De zeespiegelstijging is stabiel gebleven
Het is ook van belang om vast te stellen dat de stijging van de zeespiegel afgelopen 130 jaar wereldwijd heel stabiel is gebleven.44 In maart 2019 werd dit voor de situatie van de zeespiegel bij Nederland bevestigd door een zeer uitgebreid onderzoek van Deltares45. Ook het KNMI bevestigt op haar website dat er afgelopen decennia bij Nederland geen sprake is geweest van een versnelling van de stijging.46 En de website van de NASA laat op basis van de meest actuele update (november 2018) zien dat de stijging van de zeespiegel sinds de eigen metingen vanaf 1993 nog steeds niet in een duidelijke versnelling is beland - ofschoon de grondmetingen wel een lichte versnelling lijken te tonen47. Echter, het 2 Degrees Institute toont in samenwerking met het NOAA een grafiek waarbij de combinatie van grondmetingen tot 1993 in combinatie met satellietmetingen vanaf 1993 nog steeds geen duidelijke versnelling heeft opgeleverd.48
Hierbij kan worden opgemerkt dat binnen Europa de grootste verandering bij de zeespiegel zich in de 20ste eeuw zelfs heeft gemanifesteerd in de vorm van een daling in centraal Scandinavië. Zo wordt bijvoorbeeld in de Scandinavische hoofdsteden van zowel Finland (Helsinki), Zweden (Stockholm) als ook Noorwegen (Oslo) een duidelijk daling aangetroffen; in mindere mate wordt ook op Spitsbergen/Svalbard (Ny Alesund) en de buureilanden Franz Josefland (Krenkelia) & het Russische Nova Zembla een daling aangetroffen. Alsmede ook bij sommige locaties in de Middelandse Zee, zoals: Alicante (Spanje) & Syros (Griekenland) - bron: NOAA: Sea Level Trends (zie onderstaande illustratie).

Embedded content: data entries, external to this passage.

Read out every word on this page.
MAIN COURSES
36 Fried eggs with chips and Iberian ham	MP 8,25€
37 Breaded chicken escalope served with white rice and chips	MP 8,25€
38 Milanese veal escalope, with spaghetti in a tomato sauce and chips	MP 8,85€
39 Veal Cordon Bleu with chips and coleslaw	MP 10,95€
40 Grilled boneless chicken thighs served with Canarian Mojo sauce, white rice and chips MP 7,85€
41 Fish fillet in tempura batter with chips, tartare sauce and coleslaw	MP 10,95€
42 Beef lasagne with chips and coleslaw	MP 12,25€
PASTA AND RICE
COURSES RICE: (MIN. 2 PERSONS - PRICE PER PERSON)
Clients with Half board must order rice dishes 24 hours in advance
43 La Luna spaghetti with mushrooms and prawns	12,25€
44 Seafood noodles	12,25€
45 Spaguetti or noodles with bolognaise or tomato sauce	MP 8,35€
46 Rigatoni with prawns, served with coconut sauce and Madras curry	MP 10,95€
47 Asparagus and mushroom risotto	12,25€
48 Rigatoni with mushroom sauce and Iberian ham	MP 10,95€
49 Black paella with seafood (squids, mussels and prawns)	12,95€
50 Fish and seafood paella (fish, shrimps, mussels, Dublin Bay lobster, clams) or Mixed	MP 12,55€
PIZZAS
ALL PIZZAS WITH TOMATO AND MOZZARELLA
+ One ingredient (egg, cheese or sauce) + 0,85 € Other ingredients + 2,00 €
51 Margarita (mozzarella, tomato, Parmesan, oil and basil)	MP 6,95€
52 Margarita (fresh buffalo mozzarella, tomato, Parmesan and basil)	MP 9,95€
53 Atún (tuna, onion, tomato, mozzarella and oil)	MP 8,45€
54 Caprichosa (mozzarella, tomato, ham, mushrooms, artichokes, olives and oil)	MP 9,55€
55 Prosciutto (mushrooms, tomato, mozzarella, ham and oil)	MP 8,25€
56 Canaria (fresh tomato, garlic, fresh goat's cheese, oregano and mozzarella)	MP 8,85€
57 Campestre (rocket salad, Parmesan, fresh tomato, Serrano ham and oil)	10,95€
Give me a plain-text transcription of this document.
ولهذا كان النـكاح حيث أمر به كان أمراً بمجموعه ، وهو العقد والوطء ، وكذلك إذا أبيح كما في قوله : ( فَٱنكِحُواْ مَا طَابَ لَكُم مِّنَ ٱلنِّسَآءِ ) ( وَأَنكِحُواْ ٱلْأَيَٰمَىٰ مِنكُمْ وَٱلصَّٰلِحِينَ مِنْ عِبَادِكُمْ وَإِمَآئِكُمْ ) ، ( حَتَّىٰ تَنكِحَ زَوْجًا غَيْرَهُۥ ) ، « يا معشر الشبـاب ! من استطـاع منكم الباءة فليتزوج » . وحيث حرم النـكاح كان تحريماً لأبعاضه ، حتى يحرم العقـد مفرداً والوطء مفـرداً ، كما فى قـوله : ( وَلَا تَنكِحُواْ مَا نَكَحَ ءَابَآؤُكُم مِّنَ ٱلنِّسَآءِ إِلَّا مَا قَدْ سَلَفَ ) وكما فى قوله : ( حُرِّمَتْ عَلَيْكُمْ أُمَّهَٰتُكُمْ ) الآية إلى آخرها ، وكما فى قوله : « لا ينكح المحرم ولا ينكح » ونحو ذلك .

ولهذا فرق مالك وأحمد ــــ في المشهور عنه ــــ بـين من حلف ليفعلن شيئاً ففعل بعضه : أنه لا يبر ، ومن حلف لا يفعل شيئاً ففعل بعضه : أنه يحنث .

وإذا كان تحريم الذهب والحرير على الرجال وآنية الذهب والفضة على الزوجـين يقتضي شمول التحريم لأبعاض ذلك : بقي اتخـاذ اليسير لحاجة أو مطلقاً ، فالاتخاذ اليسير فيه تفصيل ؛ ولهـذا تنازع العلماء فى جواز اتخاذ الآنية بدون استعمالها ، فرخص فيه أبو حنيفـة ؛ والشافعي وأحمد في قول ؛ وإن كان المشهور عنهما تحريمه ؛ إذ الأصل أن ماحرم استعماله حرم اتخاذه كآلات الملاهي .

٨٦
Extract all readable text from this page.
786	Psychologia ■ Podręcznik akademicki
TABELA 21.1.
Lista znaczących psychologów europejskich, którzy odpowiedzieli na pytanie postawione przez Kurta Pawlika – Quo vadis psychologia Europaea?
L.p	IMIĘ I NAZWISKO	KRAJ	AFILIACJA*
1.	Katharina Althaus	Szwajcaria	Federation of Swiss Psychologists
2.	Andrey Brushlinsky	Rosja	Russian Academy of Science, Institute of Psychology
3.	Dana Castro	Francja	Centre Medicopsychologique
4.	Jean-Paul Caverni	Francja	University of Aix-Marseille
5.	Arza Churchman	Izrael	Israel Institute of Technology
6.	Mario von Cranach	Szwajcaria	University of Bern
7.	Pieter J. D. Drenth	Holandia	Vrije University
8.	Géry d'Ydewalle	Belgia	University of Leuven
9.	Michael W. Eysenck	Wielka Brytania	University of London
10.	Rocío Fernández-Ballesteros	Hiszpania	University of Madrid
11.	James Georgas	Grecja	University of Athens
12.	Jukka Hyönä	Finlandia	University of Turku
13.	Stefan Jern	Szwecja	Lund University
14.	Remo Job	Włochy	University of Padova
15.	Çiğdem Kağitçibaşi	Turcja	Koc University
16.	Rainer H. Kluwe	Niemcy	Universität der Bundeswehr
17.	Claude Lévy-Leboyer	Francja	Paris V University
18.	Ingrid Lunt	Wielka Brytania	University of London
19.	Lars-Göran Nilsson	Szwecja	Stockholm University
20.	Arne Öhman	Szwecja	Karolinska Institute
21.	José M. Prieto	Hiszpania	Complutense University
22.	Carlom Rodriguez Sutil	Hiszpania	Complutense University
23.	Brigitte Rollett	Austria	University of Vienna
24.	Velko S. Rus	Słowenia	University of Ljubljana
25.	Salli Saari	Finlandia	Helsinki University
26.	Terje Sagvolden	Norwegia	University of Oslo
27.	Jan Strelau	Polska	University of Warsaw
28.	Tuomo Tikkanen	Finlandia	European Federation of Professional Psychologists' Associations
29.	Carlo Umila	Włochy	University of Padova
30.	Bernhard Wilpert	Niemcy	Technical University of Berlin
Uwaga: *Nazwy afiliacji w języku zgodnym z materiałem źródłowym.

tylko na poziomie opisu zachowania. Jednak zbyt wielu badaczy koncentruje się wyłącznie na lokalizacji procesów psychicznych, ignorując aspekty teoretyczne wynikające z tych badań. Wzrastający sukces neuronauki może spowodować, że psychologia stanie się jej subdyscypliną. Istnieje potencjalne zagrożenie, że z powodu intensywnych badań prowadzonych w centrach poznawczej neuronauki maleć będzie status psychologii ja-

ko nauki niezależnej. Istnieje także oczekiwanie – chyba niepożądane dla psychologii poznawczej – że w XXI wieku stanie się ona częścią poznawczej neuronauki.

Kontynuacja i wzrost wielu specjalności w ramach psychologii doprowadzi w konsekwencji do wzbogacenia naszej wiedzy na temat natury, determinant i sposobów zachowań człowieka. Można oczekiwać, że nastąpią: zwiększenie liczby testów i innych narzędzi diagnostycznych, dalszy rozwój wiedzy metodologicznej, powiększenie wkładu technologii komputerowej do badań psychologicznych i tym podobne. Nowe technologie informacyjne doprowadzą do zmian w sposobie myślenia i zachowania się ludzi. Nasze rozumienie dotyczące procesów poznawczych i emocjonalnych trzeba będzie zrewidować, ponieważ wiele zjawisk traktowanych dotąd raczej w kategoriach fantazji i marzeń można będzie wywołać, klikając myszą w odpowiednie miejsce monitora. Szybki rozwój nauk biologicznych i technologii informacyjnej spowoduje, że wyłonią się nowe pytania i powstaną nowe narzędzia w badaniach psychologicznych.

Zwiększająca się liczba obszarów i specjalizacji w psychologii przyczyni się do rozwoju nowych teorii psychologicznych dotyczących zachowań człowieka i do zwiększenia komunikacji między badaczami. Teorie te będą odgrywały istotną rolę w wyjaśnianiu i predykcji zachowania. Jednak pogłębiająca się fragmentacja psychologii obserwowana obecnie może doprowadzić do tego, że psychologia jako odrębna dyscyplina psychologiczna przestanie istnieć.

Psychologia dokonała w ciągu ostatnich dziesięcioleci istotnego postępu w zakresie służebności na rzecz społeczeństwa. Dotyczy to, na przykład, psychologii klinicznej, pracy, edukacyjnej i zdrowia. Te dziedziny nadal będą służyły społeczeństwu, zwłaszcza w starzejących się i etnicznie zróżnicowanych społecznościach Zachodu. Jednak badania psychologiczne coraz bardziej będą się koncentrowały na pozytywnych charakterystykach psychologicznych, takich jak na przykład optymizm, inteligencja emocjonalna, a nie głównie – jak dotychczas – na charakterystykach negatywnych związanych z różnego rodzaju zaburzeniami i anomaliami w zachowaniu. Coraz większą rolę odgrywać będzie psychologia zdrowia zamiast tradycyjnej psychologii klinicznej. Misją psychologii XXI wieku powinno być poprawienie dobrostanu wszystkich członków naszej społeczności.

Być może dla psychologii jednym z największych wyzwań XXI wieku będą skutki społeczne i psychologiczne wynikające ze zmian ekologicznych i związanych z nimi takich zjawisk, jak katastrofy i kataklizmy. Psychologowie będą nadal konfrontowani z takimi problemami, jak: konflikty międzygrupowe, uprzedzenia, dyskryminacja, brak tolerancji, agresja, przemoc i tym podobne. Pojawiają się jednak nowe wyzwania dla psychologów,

Omdat in de Scandinavische regio in de 20ste eeuw op veel locaties een daling van de zeespiegel is gemeten in combinatie met het min of meer ontbreken van een temperatuurstijging t.o.v. de jaren '40, lijkt vooral noord Scandinavië in potentie mogelijk zelfs een curieuze casus, waarbij de impact van 'global warming' vooral in Noord Europa op basis van een stabiele temperatuur in combinatie met een dalende zeespiegel ontkracht. Dit geldt o.a. voor zowel de hoofdsteden Helsinki, Oslo & Stockholm als ook voor locaties op de meer noordelijk gelegen eilanden zoals Spitsbergen en Nova Zembla. Overigens, vooral bij Groenland en de zuidelijke regio van Alaska wordt min of meer dezelfde trend aangetroffen waarbij de impact veelal echter nog veel groter is dan in Scandinavië.
De impact van ijstijd veranderingen op het wereldwijde gemiddelde van CO2, temperatuur en zeespiegel.49,50
Temperatuur en zeespiegel bevinden zich in de 21ste eeuw nog steeds duidelijk binnen de normale bandbreedte van de ijstijden cyclus. De snelheid van de stijging van de zeespiegel is zelfs relatief laag t.o.v. snelheden die eerder binnen de ijstijden cyclus zijn bereikt (de snelheid van de temperatuur is relatief bezien wel behoorlijk hoog, echter reconstructies op basis van 'proxies' zijn niet gevoelig genoeg om nauwkeurig te kunnen bepalen hoe groot de temperatuurwisselingen waren tijdens vroegere decennia).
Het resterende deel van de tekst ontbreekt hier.